January 28, 2012
The New York Times reports this morning on the latest U.S. GDP figures:
Growth Accelerates, but U.S. Has Lots of Ground to Make Up
The American economy picked up a little steam last quarter, growing at its fastest pace in a year and a half. Whether it can sustain that momentum is critical to millions of Americans out of work — and perhaps President Obama’s re-election chances…
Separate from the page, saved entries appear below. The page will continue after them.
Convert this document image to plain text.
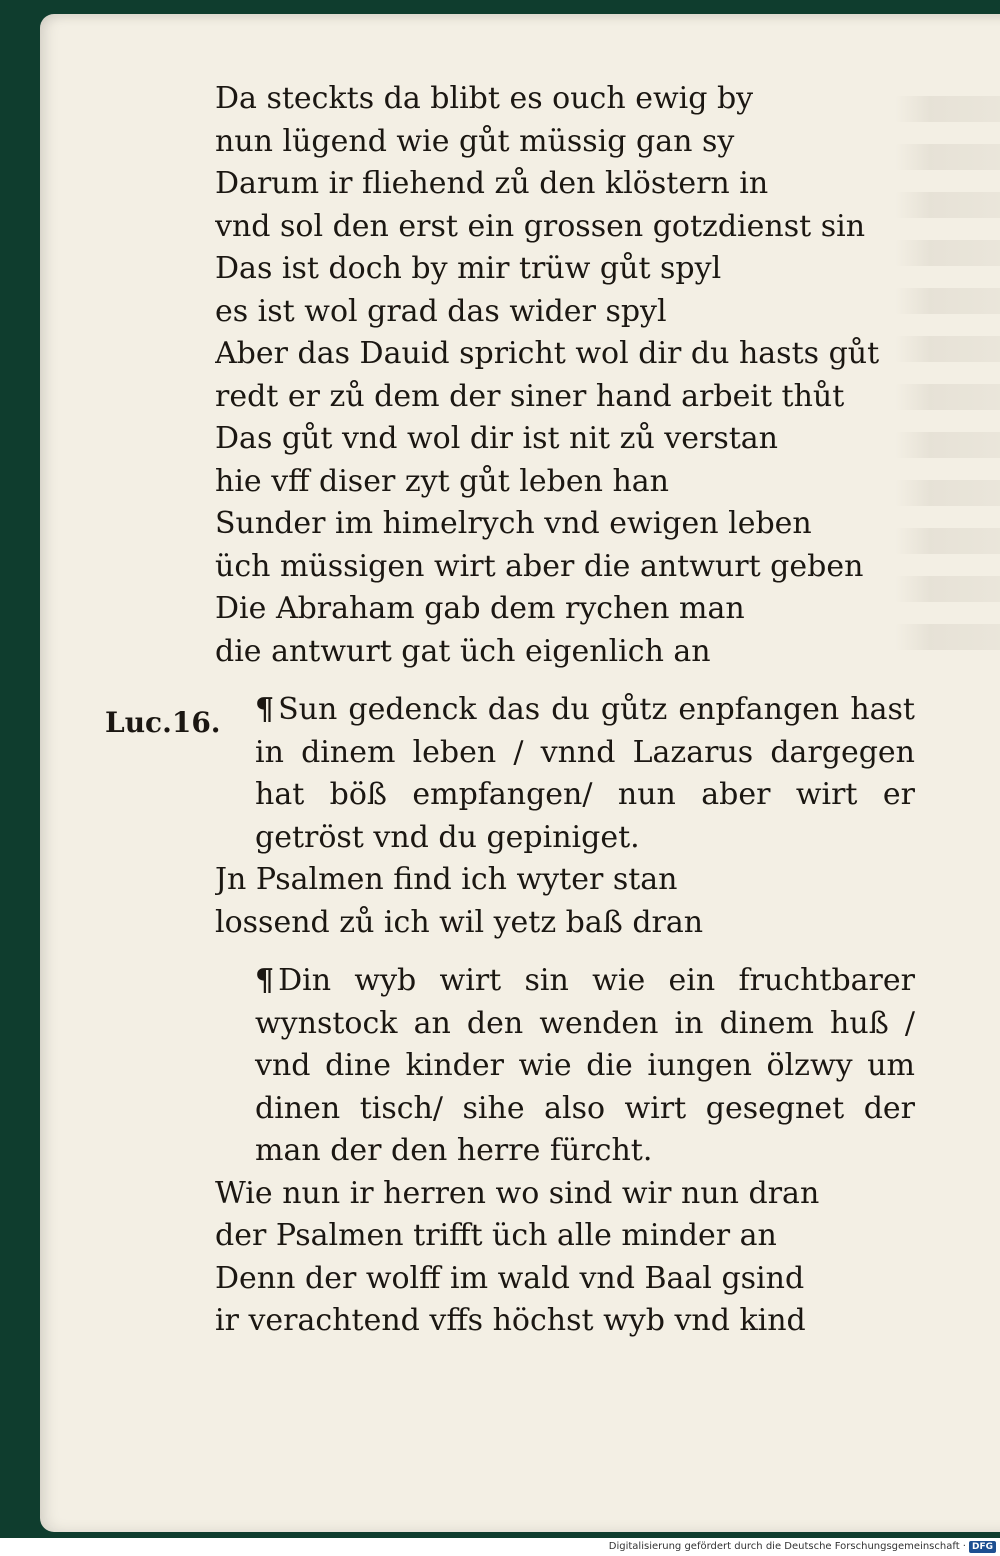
Luc.16.
Da steckts da blibt es ouch ewig by
nun lügend wie gůt müssig gan sy
Darum ir fliehend zů den klöstern in
vnd sol den erst ein grossen gotzdienst sin
Das ist doch by mir trüw gůt spyl
es ist wol grad das wider spyl
Aber das Dauid spricht wol dir du hasts gůt
redt er zů dem der siner hand arbeit thůt
Das gůt vnd wol dir ist nit zů verstan
hie vff diser zyt gůt leben han
Sunder im himelrych vnd ewigen leben
üch müssigen wirt aber die antwurt geben
Die Abraham gab dem rychen man
die antwurt gat üch eigenlich an
¶ Sun gedenck das du gůtz enpfangen hast in dinem leben / vnnd Lazarus dargegen hat böß empfangen/ nun aber wirt er getröst vnd du gepiniget.
Jn Psalmen find ich wyter stan
lossend zů ich wil yetz baß dran
¶ Din wyb wirt sin wie ein fruchtbarer wynstock an den wenden in dinem huß / vnd dine kinder wie die iungen ölzwy um dinen tisch/ sihe also wirt gesegnet der man der den herre fürcht.
Wie nun ir herren wo sind wir nun dran
der Psalmen trifft üch alle minder an
Denn der wolff im wald vnd Baal gsind
ir verachtend vffs höchst wyb vnd kind
Digitalisierung gefördert durch die Deutsche Forschungsgemeinschaft · DFG
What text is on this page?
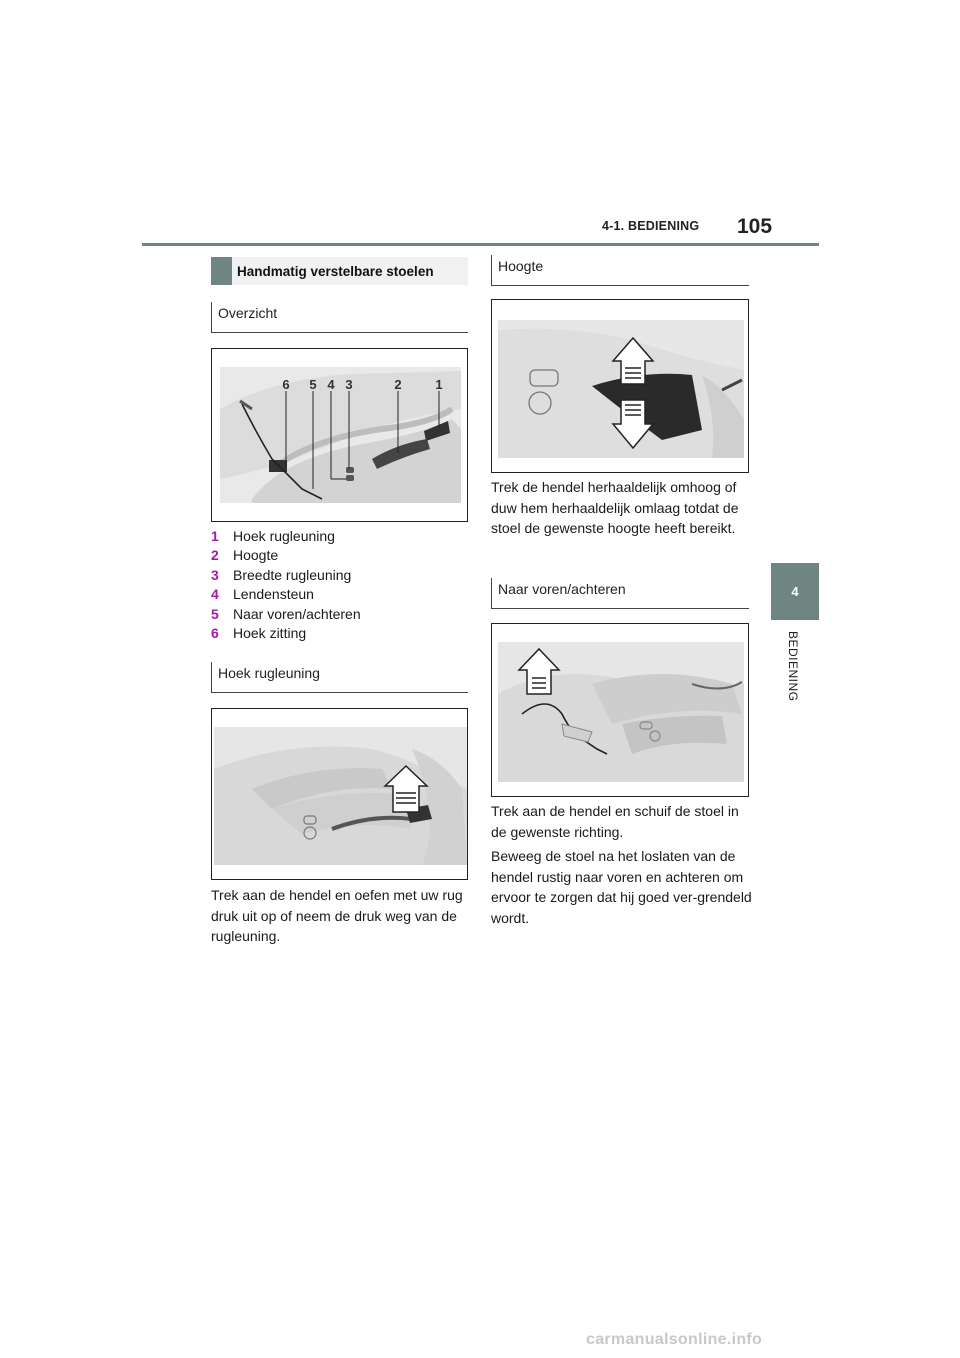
4-1. BEDIENING 105
4
BEDIENING
Handmatig verstelbare stoelen
Overzicht
6 5 4 3	2	1
1	Hoek rugleuning
2	Hoogte
3	Breedte rugleuning
4	Lendensteun
5	Naar voren/achteren
6	Hoek zitting
Hoek rugleuning
Trek aan de hendel en oefen met uw rug druk uit op of neem de druk weg van de rugleuning.
Hoogte
Trek de hendel herhaaldelijk omhoog of duw hem herhaaldelijk omlaag totdat de stoel de gewenste hoogte heeft bereikt.
Naar voren/achteren
Trek aan de hendel en schuif de stoel in de gewenste richting.
Beweeg de stoel na het loslaten van de hendel rustig naar voren en achteren om ervoor te zorgen dat hij goed ver-grendeld wordt.
carmanualsonline.info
But Nomura Securities analysts looked at the same glass and saw it decidedly half-empty, as Business Insider reports:
Core Economic Growth Slowed Sharply In Q4
In regards to this morning’s mediocre GDP report, Nomura cuts right to the chase in a note titled ‘Core Economic Growth Slowed Sharply’ in Q4.
Here’s their commentary:
Inventory building contributed 1.9 percentage points (pp) to growth in Q4 2011 after subtracting 1.4pp in Q3. The measure of final sales, which is a “core” view of the economy that removes the effect of inventories, grew at an annual rate of just 0.8% in Q4 compared with 3.2% in Q3. Under this perspective, the US economy slowed sharply in the final quarter of the year. The choppiness in quarterly growth in the back half of 2011 is partially due to the rebound following the dampening effect on economic growth stemming from the Japan earthquake and tsunami that hit on 11 March. The second half rebound was front-loaded into Q3. The same pattern can be seen when looking at the industrial production data, which also tracks the broad economy. In Q3, industrial production rebounded to an annual growth rate of 6.3% (following 0.6% in Q2) followed by slower growth of 3.1% in Q4. To smooth the effect of the rebound from temporary factors, economic growth in H2 2011 advanced at an average annual rate of 2.2% compared with 0.8% in H1.